A preliminary clinical experience in patients (n = 20) treated with the AOS and standard treatments for 6 weeks confirms the beneficial effects. Overall, a significant reduction versus baseline of the wound size was demonstrated, while a complete healing of chronic wounds was seen in 25% of the patients.54 As presented in this study, the AOS significantly reduced the percentage of bioburden covering the wound, and therefore, this newly developed and well-tolerated medical innovation could play a key role in the management of critically infected ulcers.

Limitations

This clinical case series was designed as a single-arm study to examine the safety and performance of the AOS together with inert gauzes in a pilot test. Therefore, the presented study has a prospective observational design, asking mainly for tolerability and a basic proof of concept, especially for patients within a daily routine. In this pilot study, it made sense to restrict wound size to up to 20 × 10 cm, which explains why few patients with small wound areas were treated.

Because no comparator or control groups exist in this study, results obtained reveal a clear tendency of the characteristics of the treatment device used, but yield no highly robust evidence. In this respect, study authors found that application of the AOS together with inert gauzes facilitated wound healing significantly.
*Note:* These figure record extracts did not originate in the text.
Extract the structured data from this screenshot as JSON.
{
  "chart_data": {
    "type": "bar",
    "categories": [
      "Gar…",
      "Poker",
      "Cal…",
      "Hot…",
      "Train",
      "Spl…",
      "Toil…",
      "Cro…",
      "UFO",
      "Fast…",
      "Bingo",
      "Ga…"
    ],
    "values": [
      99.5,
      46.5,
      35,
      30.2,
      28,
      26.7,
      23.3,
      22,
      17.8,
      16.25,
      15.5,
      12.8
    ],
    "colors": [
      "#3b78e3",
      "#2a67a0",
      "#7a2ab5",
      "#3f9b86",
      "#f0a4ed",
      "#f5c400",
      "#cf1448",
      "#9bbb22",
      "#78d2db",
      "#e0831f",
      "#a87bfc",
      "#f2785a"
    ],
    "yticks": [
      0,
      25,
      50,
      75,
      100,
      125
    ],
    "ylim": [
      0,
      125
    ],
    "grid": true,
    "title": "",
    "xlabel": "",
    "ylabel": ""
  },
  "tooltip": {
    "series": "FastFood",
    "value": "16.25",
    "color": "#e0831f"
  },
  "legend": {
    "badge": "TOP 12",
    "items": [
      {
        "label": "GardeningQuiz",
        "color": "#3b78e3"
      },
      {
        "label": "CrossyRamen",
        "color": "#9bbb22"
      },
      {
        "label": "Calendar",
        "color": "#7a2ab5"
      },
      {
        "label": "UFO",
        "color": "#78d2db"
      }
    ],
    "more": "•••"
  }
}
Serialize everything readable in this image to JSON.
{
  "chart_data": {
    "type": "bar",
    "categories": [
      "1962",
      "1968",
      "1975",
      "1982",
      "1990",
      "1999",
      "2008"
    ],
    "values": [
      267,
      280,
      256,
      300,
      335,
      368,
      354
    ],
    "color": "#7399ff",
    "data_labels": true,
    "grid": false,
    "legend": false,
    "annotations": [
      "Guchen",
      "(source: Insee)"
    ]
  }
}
However, to determine whether the low pH of the AOS was the decisive factor causing the decreased wound pH, a double-blind randomized controlled trial comparing topical agents with different pH values should be conducted. In all patients included in this study, a beneficial safety and performance profile of the AOS could be seen. Nevertheless, to fully understand the wide range of reactions and benefits, larger patient cohorts in randomized controlled comparative trials are needed.

CONCLUSIONS

This prospective, open-label clinical study was conducted to assess ancillary antimicrobial properties of a new AOS and its support of wound healing. The tolerability and effectiveness profile was assessed by evaluating the clinical course of wounds using standard measures for bioburden, local infection, pain, pH, and wound healing. According to these results, the addition of an AOS seems to be a valid and highly tolerable method to support wound healing in locally infected ulcers. Nevertheless, larger controlled cohort studies are needed to substantiate these findings.